True, the patio opens to the concourse rather than to open air, and the prices are about 10 percent higher than in Midtown. But you know that depressing box of chicken Caesar salad will cost you airport prices, too.

Is the food just as good? Hard to say after just one visit, but I’m going to say it’s ballpark. The signature fried goat cheese fritters may taste a bit more of fryer oil than I recall, but the dish has the same finesse — the mere daub of honey in the bottom of the plate, bits of cracked pepper that are big enough to crack between your teeth. The savory gush of cheese wins out, as it should.

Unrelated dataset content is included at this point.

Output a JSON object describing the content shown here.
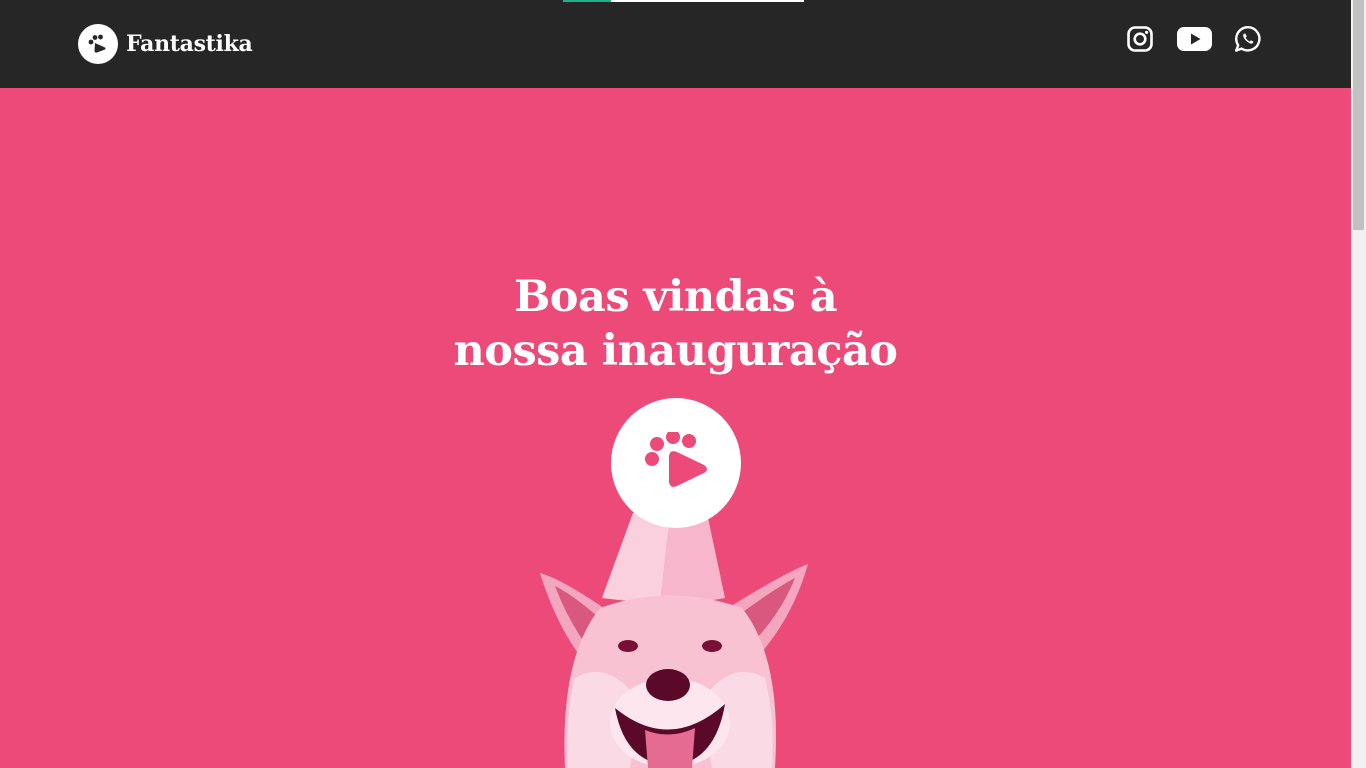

A grilled pork chop priced at $26.69 gave me a moment of sticker shock, but it did everything a thick pork chop should — namely encourage you to appreciate both its caramelized edges and juicy pink center while paying special attention to that nice, soft nubbin of meat by the bone. It arrived straddling a pile of herbed farro studded with fava beans and (a few too many) chunks of orange rind, sweet and savory, a world away from the Concourse A food court. A good Lavazza espresso was all I needed for dessert.

However, if you’re into wine, Ecco’s beverage program may be a bigger draw than the food. Of the 40 or so wines available by the glass, the best ones and most expensive ones get tapped from the nitrogen gas preservation system behind the bar. I like to tell myself I’m the kind of person who is happier with one great glass of wine than with three gin and tonics. I did very slowly savor my one glass of Alsatian white wine — a lively, honeyed, golden-hued Marc Tempe Pinot Gris Zellenberg served at an ideal cool temperature. Very slowly because it was $19.75.

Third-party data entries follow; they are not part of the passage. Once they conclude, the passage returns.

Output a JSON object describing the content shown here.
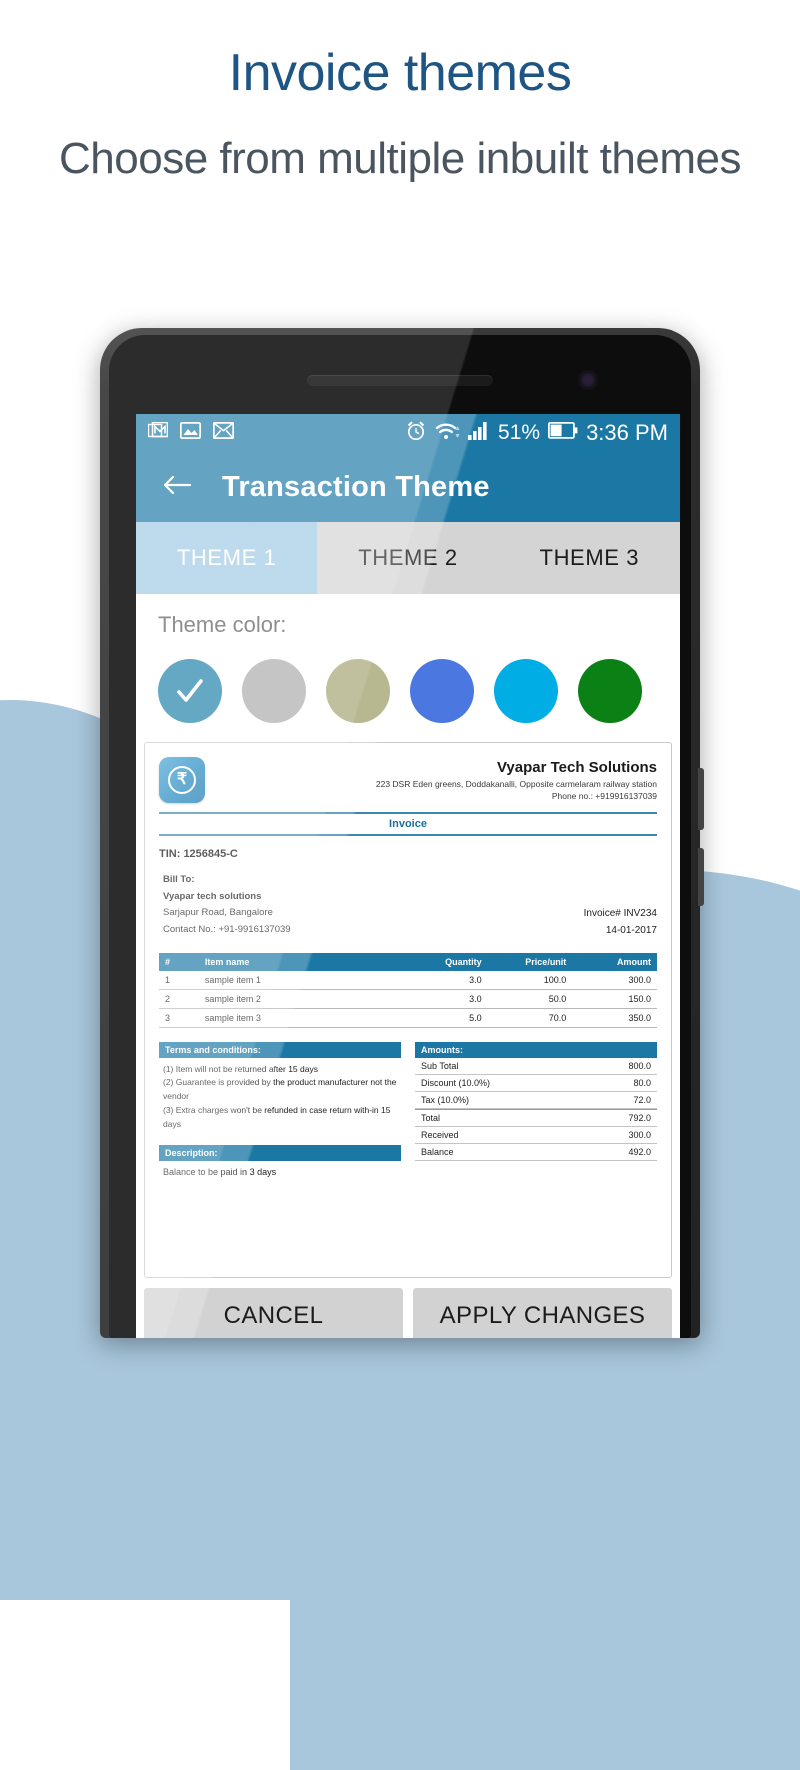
{
  "promo": {
    "title": "Invoice themes",
    "subtitle": "Choose from multiple inbuilt themes",
    "title_color": "#1f5582",
    "subtitle_color": "#4a5560",
    "wave_color": "#a8c6dc"
  },
  "status_bar": {
    "icons_left": [
      "gmail-icon",
      "photos-icon",
      "mail-icon"
    ],
    "alarm_icon": "alarm-icon",
    "wifi_icon": "wifi-icon",
    "signal_icon": "signal-bars-icon",
    "battery_percent": "51%",
    "battery_icon": "battery-icon",
    "time": "3:36 PM",
    "background": "#1b78a5"
  },
  "app_bar": {
    "back_icon": "back-arrow-icon",
    "title": "Transaction Theme",
    "background": "#1b78a5"
  },
  "tabs": [
    {
      "label": "THEME 1",
      "active": true
    },
    {
      "label": "THEME 2",
      "active": false
    },
    {
      "label": "THEME 3",
      "active": false
    }
  ],
  "theme_color": {
    "label": "Theme color:",
    "selected_index": 0,
    "check_icon": "check-icon",
    "swatches": [
      {
        "name": "teal-blue",
        "hex": "#1b7fa8",
        "selected": true
      },
      {
        "name": "gray",
        "hex": "#aaaaaa",
        "selected": false
      },
      {
        "name": "olive",
        "hex": "#a3a371",
        "selected": false
      },
      {
        "name": "royal-blue",
        "hex": "#4a78e0",
        "selected": false
      },
      {
        "name": "cyan",
        "hex": "#00ade5",
        "selected": false
      },
      {
        "name": "dark-green",
        "hex": "#0a8015",
        "selected": false
      },
      {
        "name": "light-green",
        "hex": "#8cc43c",
        "selected": false
      },
      {
        "name": "maroon",
        "hex": "#6b2414",
        "selected": false
      }
    ]
  },
  "invoice": {
    "logo_icon": "rupee-coin-logo",
    "logo_symbol": "₹",
    "company": "Vyapar Tech Solutions",
    "address": "223 DSR Eden greens, Doddakanalli, Opposite carmelaram railway station",
    "phone": "Phone no.: +919916137039",
    "doc_type": "Invoice",
    "tin": "TIN: 1256845-C",
    "bill_to_label": "Bill To:",
    "bill_to_name": "Vyapar tech solutions",
    "bill_to_address": "Sarjapur Road, Bangalore",
    "bill_to_contact": "Contact No.: +91-9916137039",
    "invoice_number": "Invoice# INV234",
    "invoice_date": "14-01-2017",
    "table": {
      "headers": [
        "#",
        "Item name",
        "Quantity",
        "Price/unit",
        "Amount"
      ],
      "rows": [
        [
          "1",
          "sample item 1",
          "3.0",
          "100.0",
          "300.0"
        ],
        [
          "2",
          "sample item 2",
          "3.0",
          "50.0",
          "150.0"
        ],
        [
          "3",
          "sample item 3",
          "5.0",
          "70.0",
          "350.0"
        ]
      ]
    },
    "terms_title": "Terms and conditions:",
    "terms": [
      "(1) Item will not be returned after 15 days",
      "(2) Guarantee is provided by the product manufacturer not the vendor",
      "(3) Extra charges won't be refunded in case return with-in 15 days"
    ],
    "description_title": "Description:",
    "description": "Balance to be paid in 3 days",
    "amounts_title": "Amounts:",
    "amounts": [
      {
        "label": "Sub Total",
        "value": "800.0"
      },
      {
        "label": "Discount (10.0%)",
        "value": "80.0"
      },
      {
        "label": "Tax (10.0%)",
        "value": "72.0"
      },
      {
        "label": "Total",
        "value": "792.0"
      },
      {
        "label": "Received",
        "value": "300.0"
      },
      {
        "label": "Balance",
        "value": "492.0"
      }
    ]
  },
  "actions": {
    "cancel_label": "CANCEL",
    "apply_label": "APPLY CHANGES"
  }
}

Slow sipping gave me the opportunity to eavesdrop on a woman at the bar who was busily giving off Seasoned Traveler tips to the stranger next to her. I couldn’t quite hear everything but heartily enjoyed these snippets:

“… Austin is only city in Texas to visit …”

“… this amazing sushi restaurant in Dubai …”

The bartender looked amused.

I got the feeling that Ecco has already attracted its fair share of regulars over the two months it has been open. Fifth Group partner Robby Kukler did confirm this in a phone conversation. “There are people who eat there every week,” he said, adding that the epicurean airport regular is just the kind of person HMSHost hopes to corral.

I’m not sure I could regularly eat $26.69 pork chops, but could easily see sharing a $14.69 pizza and a $16.59 cured meat board when a rainstorm strands me at the airport. For a few dollars, you can get a roasted beet and watercress salad, a pile of garlic shrimp, a dish of marcona almonds, a bowl of spring pea soup. It’s real food, an all-too-rare commodity in the hermetic world of air travel.

By the way, Concourse F aims mightily hard to dish out local flavors. Among the other concessions on this concourse, look for:

  • The Varsity: Perhaps someone in Dubai is swanning in a bar, saying, “There’s this amazing beverage in the Atlanta airport. It’s called a Frosted Orange.”
  • The Pecan: A Southern food cafeteria in the food court that uses recipes developed by the College Park restaurant. I’ll have to see if its collard greens stack up to the cooked-for-eternity version from Paschal’s.
  • The Original El Taco: A not-quite-the-same facsimile of the Virginia-Highland taco joint, also a Fifth Group property.
  • Sweet Auburn Market Cafe: Pastries, coffee drinks, chocolates and light meals. I’m not sure this feels anything like the real Sweet Auburn, but it’s nice to get the name out there.